Cop-Wounder Gun

Thursday, November 12th, 2009

When I first heard that American soldiers had gone on a shooting rampage at Fort Hood, I assumed that the shooters were using American M16 assault rifles — or their smaller cousins, M4 carbines.

When I heard that it was one shooter using a handgun, I assumed he was using the standard-issue M9 pistol.

Later it came out that the shooter had two handguns: a Smith & Wesson revolver, chambered in .357 Magnum, and a mildly exotic semi-auto, the FN Five-SeveN.

The .357 Magnum is a famously powerful round, developed in the 1930s to penetrate car doors and the primitive body armor of the time — the kind of cover bootleggers and gangsters could be expected to use. But it does not look like Hasan fired his revolver in the attack.

The FN Five-SeveN gets its name from its 5.7 mm round and its odd capitalization from its manufacturer, FN Herstal, of Belgium. Its 5.7x28mm round is, in effect, a high-velocity .22, like the M16′s 5.56x45mm round, but much shorter and much less powerful than the assault rifle round, which is itself much less powerful than the rifle rounds used in WWI or WWII — or out in the woods each year during deer season.

The Five-SeveN’s 5.7 mm round wasn’t originally designed for a pistol, but for a “personal defense weapon” — an exotic submachine gun — called the FN P90. Submachine guns use pistol ammunition, but conventional pistol rounds — even fired out of a longer barrel and thus at a higher velocity — have a terrible time penetrating body armor. The small, high-velocity 5.7 mm round — with a steel/aluminium penetrator — could penetrate 48 layers of Kevlar:

With low-impulse recoil significantly less than that of the 9mm, the new cartridge pushed a roughly 30-gr. projectile at around 2,300 feet per second out of a 10-inch barrel and featured a nearly flat trajectory out to 100 yards.

From the Five-SeveN, with its shorter barrel, the armor-piercing bullet reaches 2,100 feet per second — but such armor-piercing handgun bullets are illegal in the US.
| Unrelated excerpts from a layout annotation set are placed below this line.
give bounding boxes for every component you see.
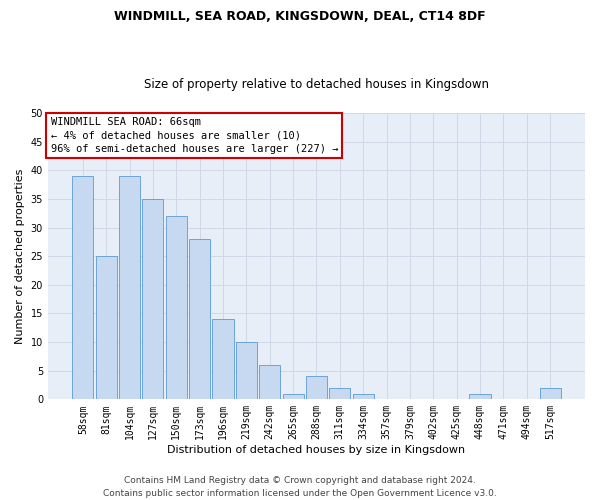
- Bar: [142, 199, 163, 400]
- Bar: [329, 388, 350, 400]
- Bar: [166, 216, 187, 400]
- Bar: [306, 376, 327, 400]
- Text: WINDMILL SEA ROAD: 66sqm
← 4% of detached houses are smaller (10)
96% of semi-de: WINDMILL SEA ROAD: 66sqm ← 4% of detache…: [50, 118, 338, 154]
- Bar: [236, 342, 257, 400]
- Bar: [539, 388, 560, 400]
- Bar: [212, 319, 233, 400]
- Text: WINDMILL, SEA ROAD, KINGSDOWN, DEAL, CT14 8DF: WINDMILL, SEA ROAD, KINGSDOWN, DEAL, CT1…: [114, 10, 486, 23]
- Title: Size of property relative to detached houses in Kingsdown: Size of property relative to detached ho…: [144, 78, 489, 91]
- Bar: [189, 239, 210, 400]
- Bar: [73, 176, 94, 400]
- Bar: [95, 256, 117, 400]
- Bar: [119, 176, 140, 400]
- Bar: [353, 394, 374, 400]
- Y-axis label: Number of detached properties: Number of detached properties: [15, 168, 25, 344]
- Text: Contains HM Land Registry data © Crown copyright and database right 2024.
Contai: Contains HM Land Registry data © Crown c…: [103, 476, 497, 498]
- X-axis label: Distribution of detached houses by size in Kingsdown: Distribution of detached houses by size …: [167, 445, 466, 455]
- Bar: [283, 394, 304, 400]
- Bar: [469, 394, 491, 400]
- Bar: [259, 365, 280, 400]
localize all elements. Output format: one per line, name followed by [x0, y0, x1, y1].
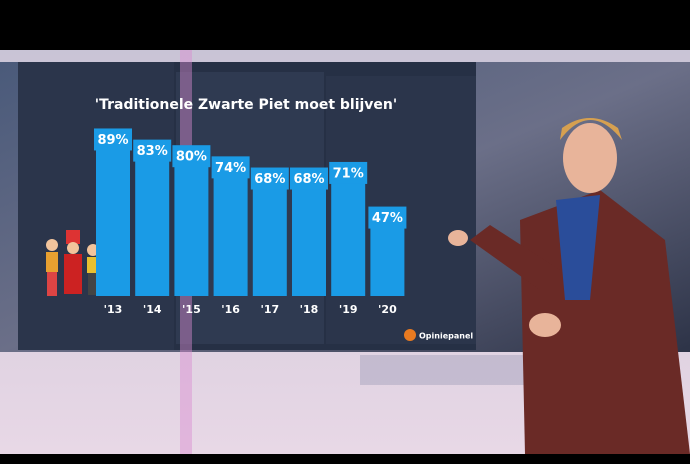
value-label-box [133, 139, 172, 162]
bar [252, 169, 287, 296]
value-label-box [368, 206, 407, 229]
x-tick-label: '17 [260, 303, 279, 316]
x-tick-label: '14 [143, 303, 162, 316]
x-tick-label: '20 [378, 303, 397, 316]
x-tick-label: '16 [221, 303, 240, 316]
value-label: 68% [293, 172, 324, 187]
x-tick-label: '13 [104, 303, 123, 316]
bar [174, 147, 209, 296]
value-label-box [290, 167, 328, 190]
bar [213, 158, 248, 296]
source: Opiniepanel [419, 332, 473, 341]
bar [96, 130, 130, 296]
source-logo [404, 329, 416, 341]
x-tick-label: '19 [339, 303, 358, 316]
x-tick-label: '18 [300, 303, 319, 316]
bar [135, 141, 170, 296]
x-tick-label: '15 [182, 303, 201, 316]
bar [292, 169, 326, 296]
value-label: 74% [215, 161, 246, 176]
value-label: 47% [372, 211, 403, 226]
value-label-box [211, 156, 250, 179]
chart-title: 'Traditionele Zwarte Piet moet blijven' [95, 97, 397, 113]
value-label: 83% [137, 144, 168, 159]
value-label: 80% [176, 150, 207, 165]
value-label: 89% [97, 133, 128, 148]
value-label: 68% [254, 172, 285, 187]
presenter [448, 118, 690, 454]
value-label-box [94, 128, 132, 151]
value-label-box [329, 161, 368, 184]
bar [331, 163, 366, 296]
value-label-box [250, 167, 289, 190]
value-label-box [172, 145, 211, 168]
value-label: 71% [333, 166, 364, 181]
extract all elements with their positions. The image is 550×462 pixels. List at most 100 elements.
Nonetheless, the Brady Campaign declared the Five-SeveN a cop killer handgun — which is especially odd since no police officers have been killed with the Five-SeveN. In fact, Sergeant Kimberly Munley survived three shots from Hasan’s Five-SeveN: twice through the left leg, and once in her right wrist. It’s not clear that the non-armor piercing rounds would have penetrated her armor even if they’d hit it.

Even with its 20-round magazine, the Five-SeveN definitely does not qualify as “an assault rifle that fits in your pocket” — another phrase being bandied about by the Brady Campaign. Without armor-piercing ammo, it’s really just a gun that shoots a light bullet without too much recoil, perfectly dangerous, like any good gun in the “right” hands, but not especially dangerous.